NancyF wrote:my 2 cents:
If you and the object are both on the frictionless surface, and if you have no momentum yourself you can move only objects with less mass than you, by adding muscle force like straightening your arm at the elbow. You would move backwards as the object moved forward. The total momentum of you and the object would equal the force you supplied. If the object had more mass than you, you would just push yourself off of it. Tyg can move objects heaver than her (and so can all of us, because we use things to increase the friction between our feet and the ground and to decrease it between the object and the ground. Examples: furniture glides, putting a rug under the object, wearing sneakers with stick soles.
NancyF (not a physicist - only an engineer)
No, as Martin says, the total momentum of you and the object will be zero (taking into account that momentum is a vector quantity). I can show this from basic principles, but it probably won't make it any clearer.
Suppose you apply a force F to the object. (Then there is an equal and opposite force -F applied to you). Suppose, as a result of these forces, the object has a momentum MV (mass times velocity) and you have a momentum mv. Then according to Newton's second law, F = d(MV)/dt, and -F = d(mv)/dt, where d( )/dt denotes the time derivative. Now add those two equations.

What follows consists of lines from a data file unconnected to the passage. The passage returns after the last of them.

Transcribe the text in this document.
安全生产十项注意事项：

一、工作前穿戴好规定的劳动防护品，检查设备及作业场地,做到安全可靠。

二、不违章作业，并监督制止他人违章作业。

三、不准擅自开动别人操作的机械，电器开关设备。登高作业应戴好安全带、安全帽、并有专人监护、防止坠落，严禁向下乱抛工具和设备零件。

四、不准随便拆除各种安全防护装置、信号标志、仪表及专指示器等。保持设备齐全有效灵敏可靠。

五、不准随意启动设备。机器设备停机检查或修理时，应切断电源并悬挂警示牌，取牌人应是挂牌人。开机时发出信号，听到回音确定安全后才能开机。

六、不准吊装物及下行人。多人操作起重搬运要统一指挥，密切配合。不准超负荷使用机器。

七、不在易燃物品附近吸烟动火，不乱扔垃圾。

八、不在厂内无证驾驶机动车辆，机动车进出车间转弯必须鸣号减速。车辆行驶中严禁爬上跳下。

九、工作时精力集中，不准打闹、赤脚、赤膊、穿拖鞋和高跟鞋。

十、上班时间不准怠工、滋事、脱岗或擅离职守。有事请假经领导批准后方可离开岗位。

F + (-F) = d(MV)/dt +d(mv)/dt
Simplifying the right hand side, and noting that the left hand side is 0, we get
0 = d(MV + mv)/dt
Since the time derivative of the total momentum is 0, this means that the total momentum MV + mv of the system is constant in time. Since the initial momentum of the system was 0, we must have MV + mv = 0. I.e.,
MV = -mv.
Hence if one velocity is non-0, so is the other. I.e., if one object moves, so must the other.
Another way to see that both must move is that if the system starts out at rest, then the center of mass of the system must be stationary unless an
external force is applied to the system. Therefore if one mass moves, the other must also move; otherwise, the center of mass would be moving (in the direction of the moving mass).